MATCH (n:SchemaNode {schemaHash: $schemaHash})
WITH n, gds.similarity.cosine(n.vector, $queryVector) AS similarity
ORDER BY similarity DESC
LIMIT 20
RETURN n.definition, n.kind, n.name, similarity

In this query, $queryVector would be the embedding of our plain text query "Find users with name John Doe".

Creating a Partial Schema

To create a partial schema from the retrieved nodes:

  1. Parse the definition of each retrieved node.
  2. Create GraphQL types for each node using a library like graphql-js.
  3. Assemble these types into a GraphQLSchema object.

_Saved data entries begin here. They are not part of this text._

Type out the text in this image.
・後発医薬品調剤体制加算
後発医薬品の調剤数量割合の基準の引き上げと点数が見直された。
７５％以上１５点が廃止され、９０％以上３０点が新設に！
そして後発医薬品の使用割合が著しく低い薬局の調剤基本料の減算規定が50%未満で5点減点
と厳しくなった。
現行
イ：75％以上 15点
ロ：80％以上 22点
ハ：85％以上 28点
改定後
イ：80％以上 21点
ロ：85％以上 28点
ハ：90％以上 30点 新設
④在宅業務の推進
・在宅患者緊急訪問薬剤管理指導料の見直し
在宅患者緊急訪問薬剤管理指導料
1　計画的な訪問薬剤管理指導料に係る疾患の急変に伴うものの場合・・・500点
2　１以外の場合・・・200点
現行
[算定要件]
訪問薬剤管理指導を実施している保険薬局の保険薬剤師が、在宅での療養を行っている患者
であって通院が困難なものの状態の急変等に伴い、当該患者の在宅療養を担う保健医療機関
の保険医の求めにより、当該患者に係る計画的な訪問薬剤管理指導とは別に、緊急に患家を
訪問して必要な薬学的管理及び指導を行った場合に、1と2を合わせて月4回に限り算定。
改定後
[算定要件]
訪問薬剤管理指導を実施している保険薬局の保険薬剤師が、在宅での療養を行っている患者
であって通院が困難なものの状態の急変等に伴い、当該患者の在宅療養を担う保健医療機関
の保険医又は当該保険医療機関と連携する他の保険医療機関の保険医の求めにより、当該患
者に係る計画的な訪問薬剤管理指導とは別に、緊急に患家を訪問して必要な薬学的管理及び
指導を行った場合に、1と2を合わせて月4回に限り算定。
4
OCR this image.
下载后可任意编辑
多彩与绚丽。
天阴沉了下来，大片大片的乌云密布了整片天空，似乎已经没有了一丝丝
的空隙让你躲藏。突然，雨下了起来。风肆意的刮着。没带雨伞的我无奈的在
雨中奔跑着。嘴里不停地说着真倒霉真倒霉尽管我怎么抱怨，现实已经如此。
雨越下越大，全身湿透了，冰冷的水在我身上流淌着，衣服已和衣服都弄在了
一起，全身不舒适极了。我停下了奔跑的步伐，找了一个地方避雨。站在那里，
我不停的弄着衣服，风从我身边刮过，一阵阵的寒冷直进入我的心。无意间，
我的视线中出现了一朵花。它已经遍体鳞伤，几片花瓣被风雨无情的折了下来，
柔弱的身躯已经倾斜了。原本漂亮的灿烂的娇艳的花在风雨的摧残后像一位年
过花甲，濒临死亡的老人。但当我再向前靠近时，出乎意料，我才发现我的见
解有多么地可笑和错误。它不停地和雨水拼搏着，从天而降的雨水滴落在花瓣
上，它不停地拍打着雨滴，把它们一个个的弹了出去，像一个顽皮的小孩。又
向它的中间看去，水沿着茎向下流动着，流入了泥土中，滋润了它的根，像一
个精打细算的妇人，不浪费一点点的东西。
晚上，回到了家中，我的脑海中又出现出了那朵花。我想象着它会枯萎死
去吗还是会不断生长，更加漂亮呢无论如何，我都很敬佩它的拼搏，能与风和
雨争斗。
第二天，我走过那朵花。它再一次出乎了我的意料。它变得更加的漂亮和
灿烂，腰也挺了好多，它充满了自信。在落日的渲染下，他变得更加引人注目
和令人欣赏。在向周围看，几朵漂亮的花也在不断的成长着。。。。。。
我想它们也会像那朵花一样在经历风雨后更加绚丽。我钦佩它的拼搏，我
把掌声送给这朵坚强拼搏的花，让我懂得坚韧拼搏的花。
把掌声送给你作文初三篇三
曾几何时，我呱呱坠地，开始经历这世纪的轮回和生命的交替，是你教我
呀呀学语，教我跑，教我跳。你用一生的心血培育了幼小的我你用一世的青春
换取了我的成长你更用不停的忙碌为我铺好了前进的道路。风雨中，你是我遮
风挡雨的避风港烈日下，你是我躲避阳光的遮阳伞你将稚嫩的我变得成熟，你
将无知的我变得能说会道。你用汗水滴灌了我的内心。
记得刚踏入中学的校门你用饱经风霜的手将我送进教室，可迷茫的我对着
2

Pseudo-code for creating a partial schema:

function createPartialSchema(relevantNodes):
typeMap = {}
for node in relevantNodes:
if node is ObjectType or InputObjectType:
parse node definition
create GraphQL type
add to typeMap

schemaConfig = {
query: typeMap["Query"],
mutation: typeMap["Mutation"] // if exists
}

return new GraphQLSchema(schemaConfig)

This partial schema, along with the original plain text query "Find users with name John Doe", is then used by GQLPT to generate the final GraphQL query.

Benefits

  • Improved query relevance by focusing on the most similar parts of the schema.
  • Faster query generation for large schemas by reducing the context size.
  • Better handling of complex schemas with many types and fields.

Considerations

  • Regularly update the embedded schema when your GraphQL schema changes.
  • Fine-tune the similarity threshold and the number of retrieved nodes for optimal performance.
  • Monitor and optimize Neo4j queries for large schemas to ensure quick retrieval.

By implementing this Vector RAG system with GQLPT, you can significantly enhance the quality and relevance of generated GraphQL queries, especially for large and complex schemas.